Dr. Anastassia Alexandrova is living in a materials world; she is concerned with the study of new chemical materials through the use of computational design and multi-scale modeling.

To Alexandrova, associate professor at UCLA’s Department of Chemistry and Biochemistry, the most interesting questions in science are related to the electronic structure and chemical bonding of materials. Through collaboration with experimental laboratories, these concerns are directed toward figuring out how functional materials, or materials which possess specific native properties or functions of their own such as magnetism or energy storage functions, work.

The image reflects research on theoretical description and design of heterogeneous catalytic interfaces: semiconductor surfaces decorated with small clusters of transition metals. It is essential to model these catalysts in a realistic way, i.e. in conditions of high temperature and pressure, because their structure and properties are in turn dependent on the conditions. The work is done in close collaboration with operando characterization experiments, exemplified by the STM image on the bottom left.

“Fundamental research goes into understanding how they work so we can make a step toward designing special systems that are more efficient,” she said.

She goes about designing such materials systems, an enhancement of texture mapping that allows for objects in 3D modeling packages and video games to simulate different types of materials in real life, through a mixture of computation. She uses methods such as calculus and multiscale modeling, a style of modeling in which multiple models at different scales are used simultaneously to describe a system.

Such research can have a huge impact. For example, Alexandrova spoke about modifying the properties of a material in order to make it super hard. Such a modification can be used in creating tools that cut.

“People were interested in hard materials since prehistoric times, when first picking up a stone in order to crack a nut or kill an animal,” she said. “Not much changed, we still want tools, but to cut other things.”

Alexandrova, a member of the Institute for Digital Research and Education’s Executive Committee, grew up predisposed to a scientific school of thought. She was surrounded by a family full of physicists, chemists, and mathematicians, including both her mother and father who worked as physicists and her grandparents who have postgraduate degrees in math and biology, respectively.

She said that the poverty torn country she grew up in provided her two options: Making minimal pay as a professor or pursuing a career almost entirely unrelated to science. She said an industrial career was a possibility, however, in post-collapse Soviet Union, the overall state of industry had a gloomy atmosphere that lacked any promise.

Alexandrova arrived in the United States from Russia in 2001, and made her way to UCLA as a faculty member in 2010, with a stop first at Utah State University for her Ph.D. and then a postdoc at Yale University.

“To continue doing what I loved and to be able to survive, I had to go abroad,” she said. “To me that is a big part of what America is: you can come from nowhere and build your career.”

And build her career she has. Recent awards include a prestigious Fulbright Scholar award, a Rising Star Award from the Women Chemists Committee American Chemical Society, and a National Science Foundation Career Award.

Perhaps the most significant real world application of her research includes energy and medicinal applications. Many industrial applications require catalysis, or the acceleration of a chemical reaction by a catalyst. It is always desirable to have more effective, and particularly more selective, catalysts that would lead to the production of just one specific product rather than a mix.

Alexandrova and experimental collaborators create new ways to achieve this goal, through insight into the electronic structure of catalysts in operating conditions. These conditions can be captured computationally only at the multi-scale level, calculation of material properties or system behavior on one level using information or models from different levels.

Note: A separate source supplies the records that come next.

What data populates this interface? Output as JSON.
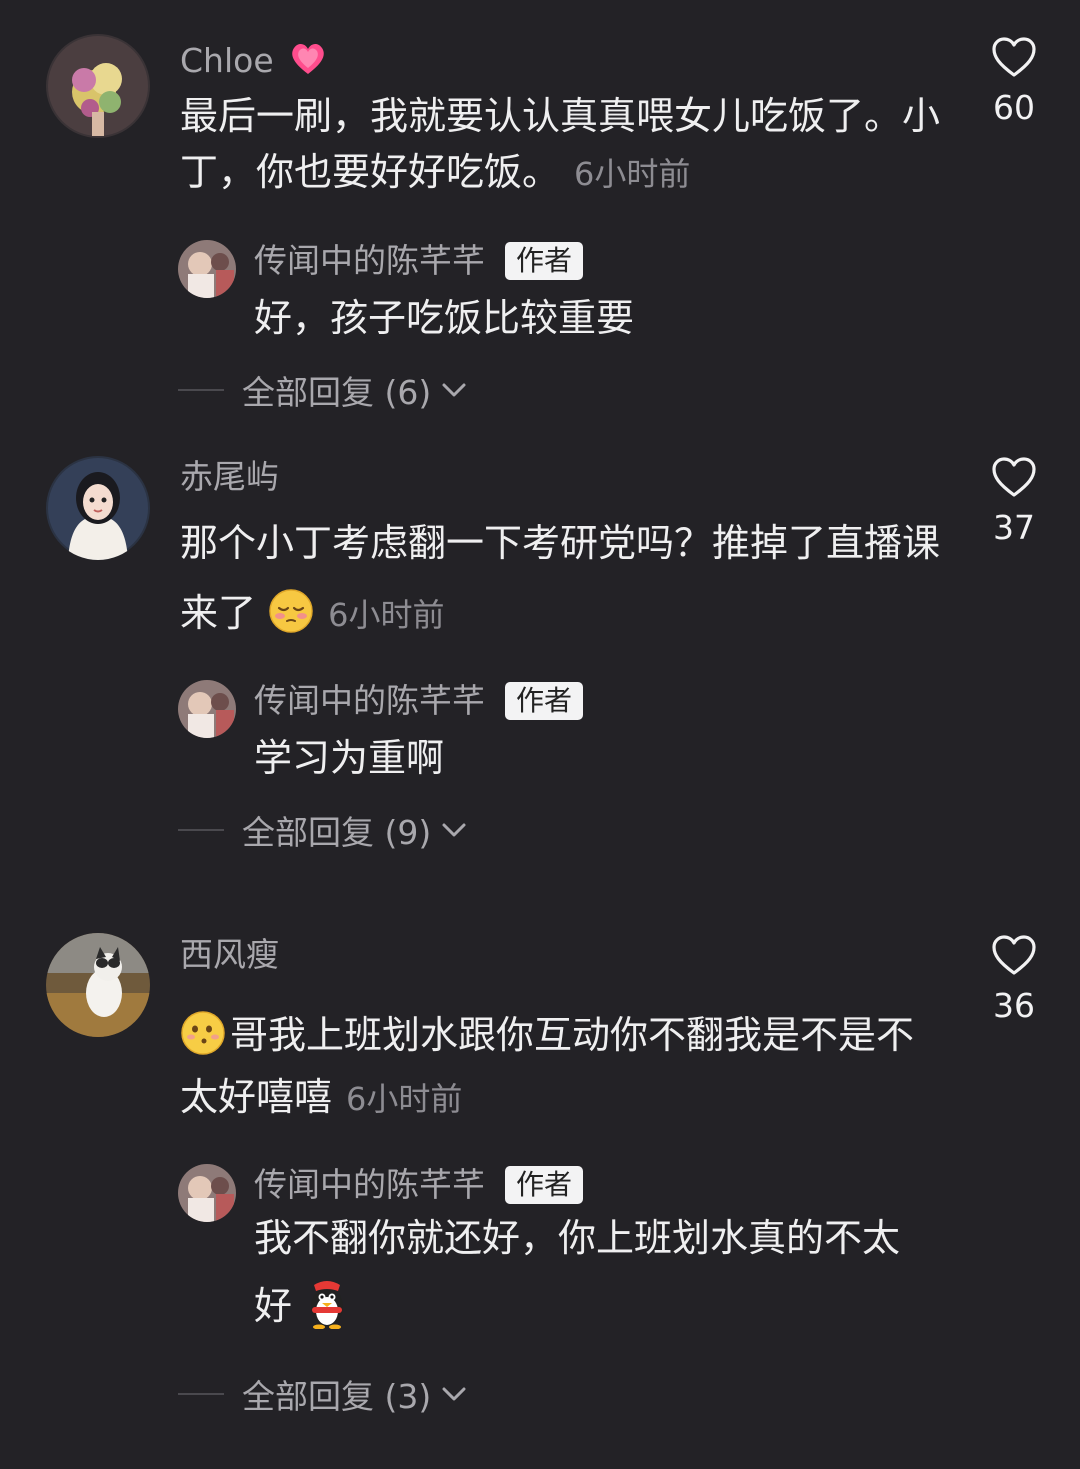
{
  "comments": [
    {
      "username": "Chloe",
      "username_emoji": "heart-emoji",
      "text": "最后一刷，我就要认认真真喂女儿吃饭了。小丁，你也要好好吃饭。",
      "time": "6小时前",
      "likes": "60",
      "reply": {
        "username": "传闻中的陈芊芊",
        "badge": "作者",
        "text": "好，孩子吃饭比较重要"
      },
      "view_replies": "全部回复 (6)"
    },
    {
      "username": "赤尾屿",
      "text": "那个小丁考虑翻一下考研党吗？推掉了直播课来了",
      "text_emoji": "shy-face-emoji",
      "time": "6小时前",
      "likes": "37",
      "reply": {
        "username": "传闻中的陈芊芊",
        "badge": "作者",
        "text": "学习为重啊"
      },
      "view_replies": "全部回复 (9)"
    },
    {
      "username": "西风瘦",
      "text_emoji": "smirk-face-emoji",
      "text": "哥我上班划水跟你互动你不翻我是不是不太好嘻嘻",
      "time": "6小时前",
      "likes": "36",
      "reply": {
        "username": "传闻中的陈芊芊",
        "badge": "作者",
        "text": "我不翻你就还好，你上班划水真的不太好",
        "text_emoji": "penguin-emoji"
      },
      "view_replies": "全部回复 (3)"
    }
  ],
  "colors": {
    "background": "#232226",
    "text": "#efeff0",
    "secondary": "#a9a8ad",
    "badge_bg": "#f3f3f4",
    "heart_emoji": "#ff4d8d"
  }
}
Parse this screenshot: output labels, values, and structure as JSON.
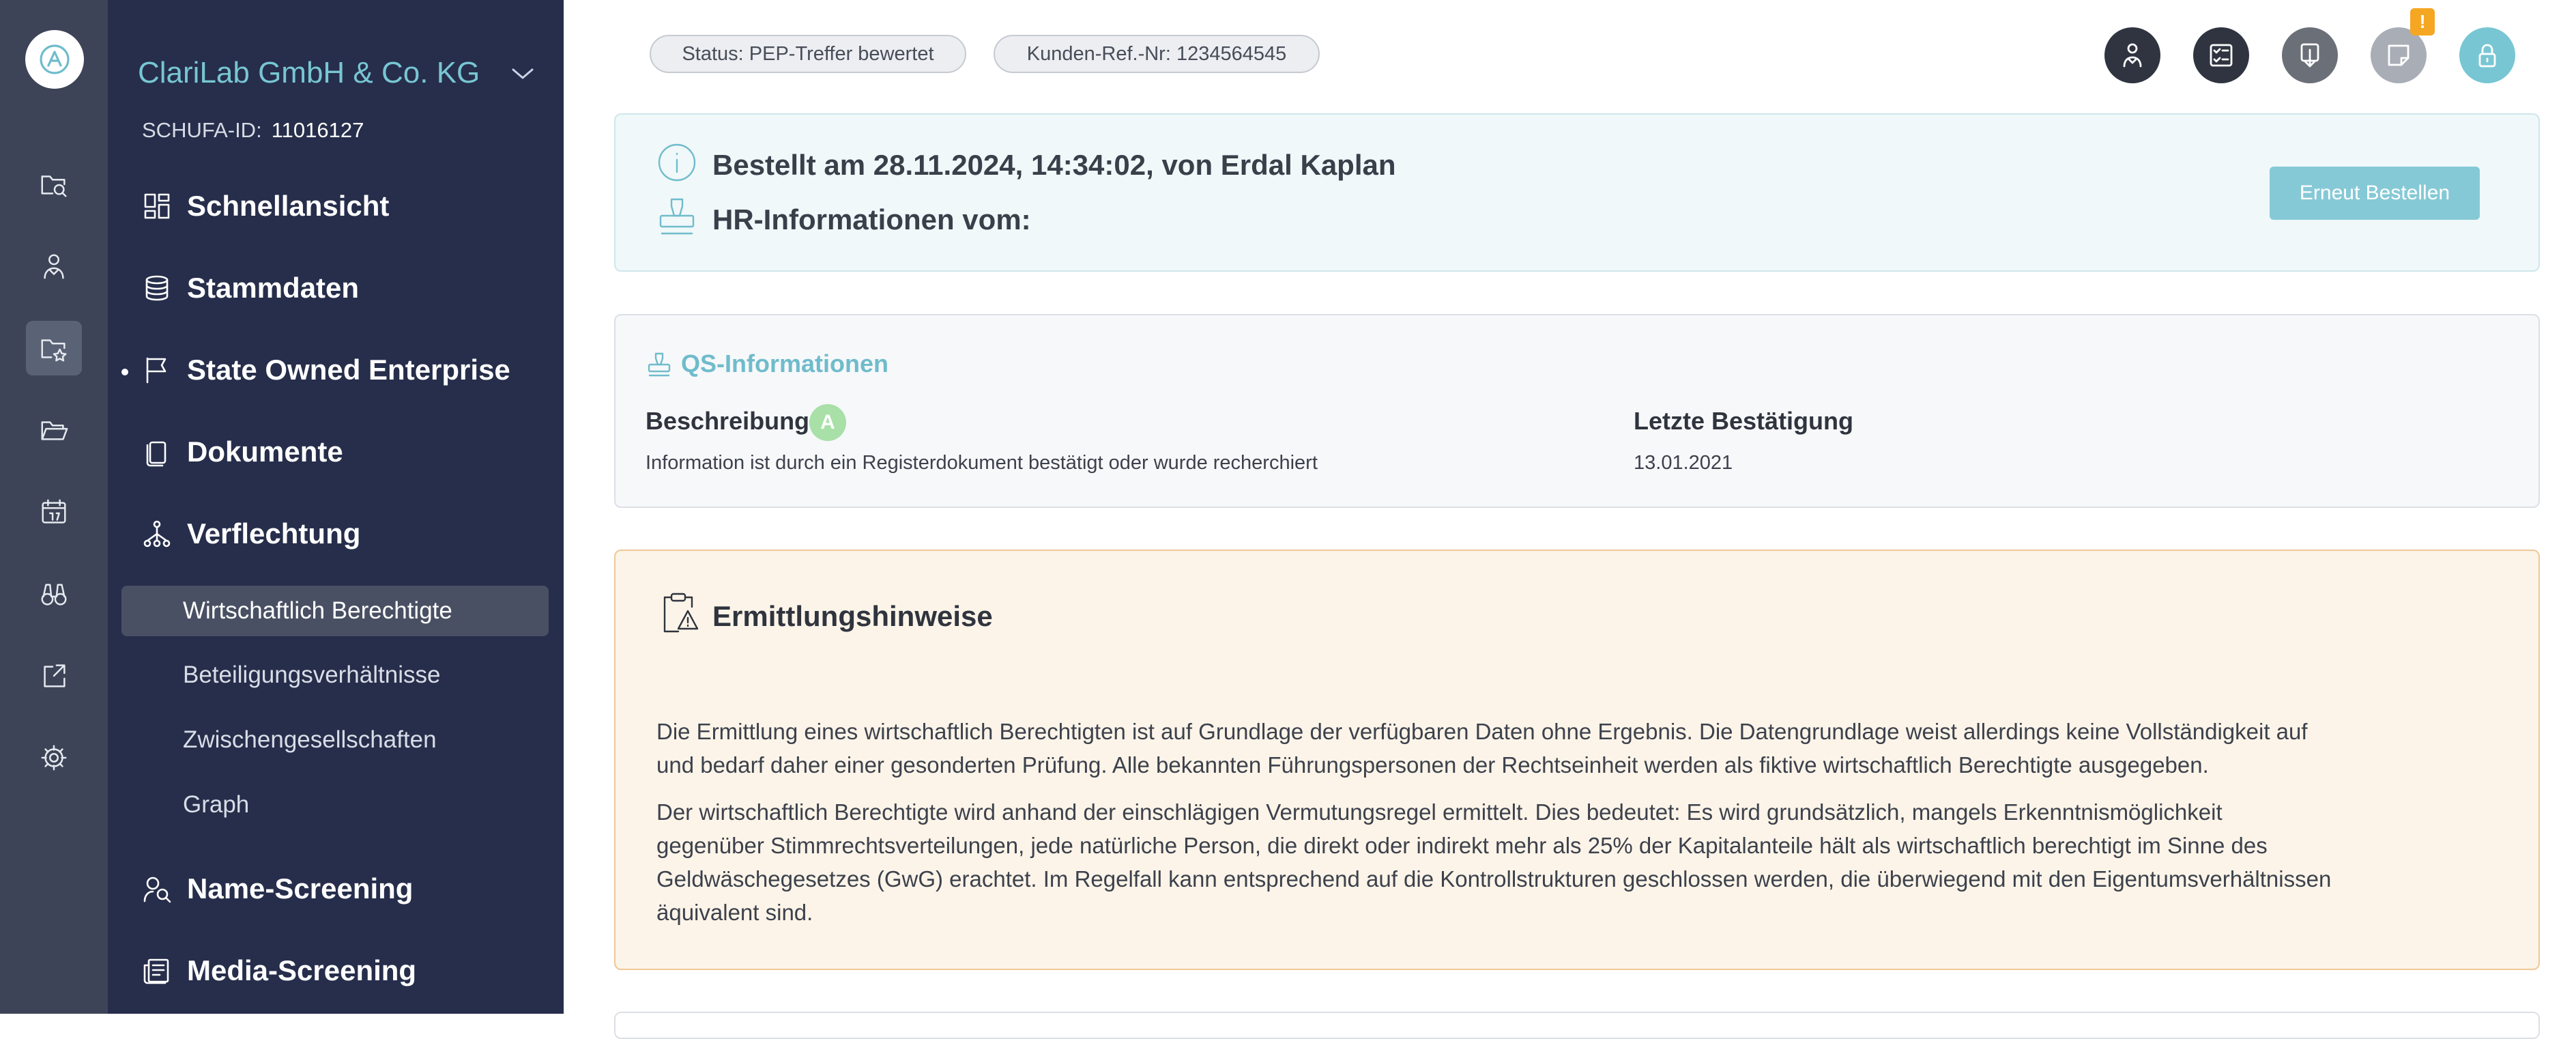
{
  "app": {
    "logo_icon": "clarilab-logo",
    "accent_color": "#6fbccb",
    "sidebar_color": "#262e4b",
    "rail_color": "#3d4457"
  },
  "rail": {
    "items": [
      {
        "icon": "folder-search-icon",
        "active": false
      },
      {
        "icon": "person-icon",
        "active": false
      },
      {
        "icon": "folder-star-icon",
        "active": true
      },
      {
        "icon": "folder-open-icon",
        "active": false
      },
      {
        "icon": "calendar-icon",
        "active": false
      },
      {
        "icon": "binoculars-icon",
        "active": false
      },
      {
        "icon": "share-box-icon",
        "active": false
      },
      {
        "icon": "settings-icon",
        "active": false
      }
    ]
  },
  "sidebar": {
    "company_name": "ClariLab GmbH & Co. KG",
    "schufa_label": "SCHUFA-ID:",
    "schufa_id": "11016127",
    "nav": [
      {
        "label": "Schnellansicht",
        "icon": "dashboard-icon"
      },
      {
        "label": "Stammdaten",
        "icon": "database-icon"
      },
      {
        "label": "State Owned Enterprise",
        "icon": "flag-icon"
      },
      {
        "label": "Dokumente",
        "icon": "documents-icon"
      },
      {
        "label": "Verflechtung",
        "icon": "network-icon"
      },
      {
        "label": "Name-Screening",
        "icon": "person-search-icon"
      },
      {
        "label": "Media-Screening",
        "icon": "newspaper-icon"
      }
    ],
    "sub_nav": [
      {
        "label": "Wirtschaftlich Berechtigte",
        "active": true
      },
      {
        "label": "Beteiligungsverhältnisse",
        "active": false
      },
      {
        "label": "Zwischengesellschaften",
        "active": false
      },
      {
        "label": "Graph",
        "active": false
      }
    ]
  },
  "header": {
    "status_pill": "Status: PEP-Treffer bewertet",
    "ref_pill": "Kunden-Ref.-Nr: 1234564545",
    "actions": [
      {
        "icon": "person-check-icon",
        "color": "#2f3440"
      },
      {
        "icon": "checklist-icon",
        "color": "#2f3440"
      },
      {
        "icon": "download-icon",
        "color": "#6b6f77"
      },
      {
        "icon": "note-icon",
        "color": "#a9adb5"
      },
      {
        "icon": "lock-icon",
        "color": "#78c6d3"
      }
    ],
    "warning_badge": "!"
  },
  "order": {
    "ordered_line": "Bestellt am 28.11.2024, 14:34:02, von Erdal Kaplan",
    "hr_line": "HR-Informationen vom:",
    "reorder_label": "Erneut Bestellen"
  },
  "qs": {
    "title": "QS-Informationen",
    "description_label": "Beschreibung",
    "grade": "A",
    "description_value": "Information ist durch ein Registerdokument bestätigt oder wurde recherchiert",
    "last_confirmation_label": "Letzte Bestätigung",
    "last_confirmation_value": "13.01.2021"
  },
  "hints": {
    "title": "Ermittlungshinweise",
    "paragraph1": "Die Ermittlung eines wirtschaftlich Berechtigten ist auf Grundlage der verfügbaren Daten ohne Ergebnis. Die Datengrundlage weist allerdings keine Vollständigkeit auf und bedarf daher einer gesonderten Prüfung. Alle bekannten Führungspersonen der Rechtseinheit werden als fiktive wirtschaftlich Berechtigte ausgegeben.",
    "paragraph2": "Der wirtschaftlich Berechtigte wird anhand der einschlägigen Vermutungsregel ermittelt. Dies bedeutet: Es wird grundsätzlich, mangels Erkenntnismöglichkeit gegenüber Stimmrechtsverteilungen, jede natürliche Person, die direkt oder indirekt mehr als 25% der Kapitalanteile hält als wirtschaftlich berechtigt im Sinne des Geldwäschegesetzes (GwG) erachtet. Im Regelfall kann entsprechend auf die Kontrollstrukturen geschlossen werden, die überwiegend mit den Eigentumsverhältnissen äquivalent sind."
  }
}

This is why Alexandrova’s group is a heavy user of supercomputing resources. Alexandrova specifically mentioned the Haber-Bosch process, which is a catalytic process of mixing gaseous nitrogen with hydrogen to produce ammonia. Ammonia can be converted into valuable organic compounds that benefit the earth.

“It’s a process that feeds the planet, it produces fertilizer, but it’s extremely energy consuming because of the high temperature it requires,” she said. “If you can find a catalyst that would operate at milder conditions you can make a huge environmental impact.”

She also designs artificial enzymes such as novel artificial metallo-enzymes and metallo-cluster enzymes. Enzymes are protein macromolecules that are very efficient catalyst. Alexandrova hopes to use this natural process to catalyze processes that interest humankind, such as enzymes that could help create new medications.

“This is very valuable for industry because oftentimes the drugs that scientists come up with have very complicated structures, so organic synthesis becomes very complicated and you use energy on a lot of extra steps,” she said. “You can save billions of dollars by making it more efficient.”

Materials and their potential appliances seem to constantly be on Alexandrova’s mind. She ultimately contributes this to her scientific upbringing.

“The way they thought was so specific that you end up constantly thinking in this way,” she said. “On one hand, I see a huge field in which understanding is still very inhibited, but there are so many different applications that can have an impact.”